L‘Italia cela delle bellezze davvero incredibili, in territori magnifici immersi tra natura rigogliosa, panorami suggestivi e grandi tradizioni. Como è una delle perle della Lombardia, non a caso particolarmente amata non solo dai visitatori del Bel Paese ma dai turisti di tutto il mondo, con numerose destinazioni perfette per una vacanza o un weekend diverso dalla consueta routine.
A pochi chilometri dal centro, vi è uno splendido borgo che vanta una storia incredibile: si tratta di Santa Margherita, cuore della Valsolda raggiunto dai turisti soltanto un giorno all’anno per un motivo davvero particolare.
Alla scoperta di Santa Margherita aperto ai turisti soltanto un giorno all’anno
Chiudiamo gli occhi e immaginiamo uno scenario da favola: il Lago di Lugano che lambisce le coste fatte di alberi rigogliosi, case, porticcioli e natura incontaminata, che si sposano con il relax più totale. Lì, proprio lì, la quiete regna sovrana e Santa Margherita ha trovato il suo luogo ideale per nascere e splendere. Aprendo gli occhi questa incredibile visione non svanisce bensì si rafforza: la più bella immaginazione diventa realtà in un borgo fatto di una chiesetta e poche case così come qualche barchetta per spostarsi. Insomma, il caos quotidiano è ben lontano e va assolutamente preservato: raggiungibile soltanto via lago o da sentieri impervi, preserva la sua bellezza all’overtourism con una decisione molto netta. Il villaggio infatti, accoglie soltanto un giorno all’anno i visitatori esterni.

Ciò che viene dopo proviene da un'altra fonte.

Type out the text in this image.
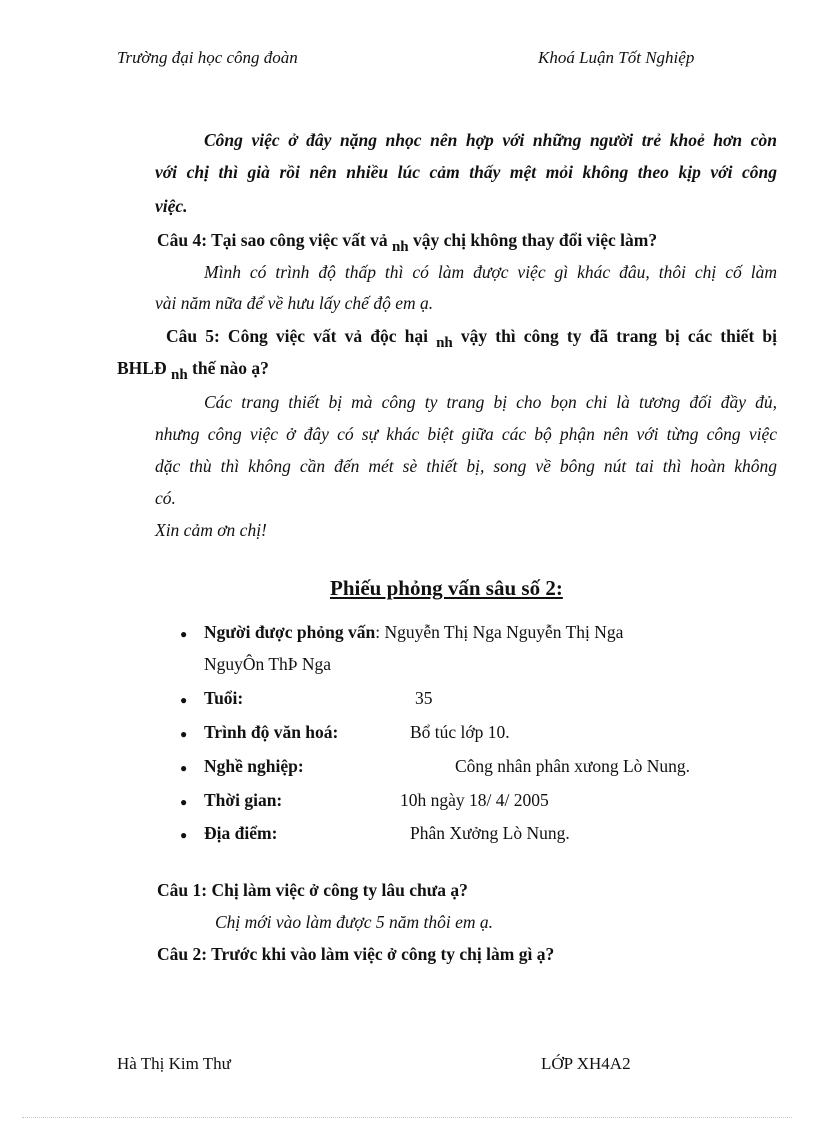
Trường đại học công đoàn	Khoá Luận Tốt Nghiệp
Công việc ở đây nặng nhọc nên hợp với những người trẻ khoẻ hơn còn
với chị thì già rồi nên nhiều lúc cảm thấy mệt mỏi không theo kịp với công
việc.
Câu 4: Tại sao công việc vất vả nh vậy chị không thay đổi việc làm?
Mình có trình độ thấp thì có làm được việc gì khác đâu, thôi chị cố làm
vài năm nữa để về hưu lấy chế độ em ạ.
Câu 5: Công việc vất vả độc hại nh vậy thì công ty đã trang bị các thiết bị
BHLĐ nh thế nào ạ?
Các trang thiết bị mà công ty trang bị cho bọn chi là tương đối đầy đủ,
nhưng công việc ở đây có sự khác biệt giữa các bộ phận nên với từng công việc
dặc thù thì không cần đến mét sè thiết bị, song về bông nút tai thì hoàn không
có.
Xin cảm ơn chị!
Phiếu phỏng vấn sâu số 2:
● Người được phỏng vấn: Nguyễn Thị Nga Nguyễn Thị Nga
NguyÔn ThÞ Nga
● Tuổi:	35
● Trình độ văn hoá:	Bổ túc lớp 10.
● Nghề nghiệp:	Công nhân phân xưong Lò Nung.
● Thời gian:	10h ngày 18/ 4/ 2005
● Địa điểm:	Phân Xưởng Lò Nung.
Câu 1: Chị làm việc ở công ty lâu chưa ạ?
Chị mới vào làm được 5 năm thôi em ạ.
Câu 2: Trước khi vào làm việc ở công ty chị làm gì ạ?
Hà Thị Kim Thư	LỚP XH4A2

La storia di Santa Margherita e della funicolare
La storia di Santa Margherita è molto affascinante. raggiungibile soltanto con due sentieri immersi nella natura e ormai non praticabili, era collegato dalla parte alta a quella del lago tramite l’omonima funicolare costruita nel 1907 che tracciava a sua volta un altro sentiero ancor più complesso, con un dislivello di 600 metri. La vita era tranquilla tra le poche abitazioni presenti e gli spostamenti in barca degli abitanti che passeggiavano sul lungolago o facevano un’escursione tra le bellezze della zona. Insomma, grande spazio al benessere e al relax, con i turisti che curiosi approfittavano della funicolare per visitare il suggestivo borgo fino al 1977 quando il principale mezzo di trasporto con Lanzo chiuse per problemi economici. Da lì una decisione: preservarne la quiete ma aprire al grande turismo una volta all’anno con una grande festa.

La grande festa a Santa Margherita una volta all’anno
Durante l’anno il borgo di Santa Margherita è ormai disabitato: i proprietari dei piccoli porticcioli e delle case presenti la raggiungono solo nel periodo più caldo, godendo delle bellezze della zona. Una volta all’anno però, il luogo bagnato dal Ceresio si apre ai turisti: con la sinergia della Proloco della Valsolda, organizza una bellissima festa nella prima domenica di luglio che convoglia numerosi visitatori da ogni angolo del mondo, che vi giungono tramite piccole imbarcazioni e battelli organizzati. Lì non solo visite guidate alla scoperta di Santa Margherita, della vecchia funicolare, della Chiesa ormai abbandonata e di ogni angolo più recondito ma anche eventi, show dal vivo e numerose sorprese.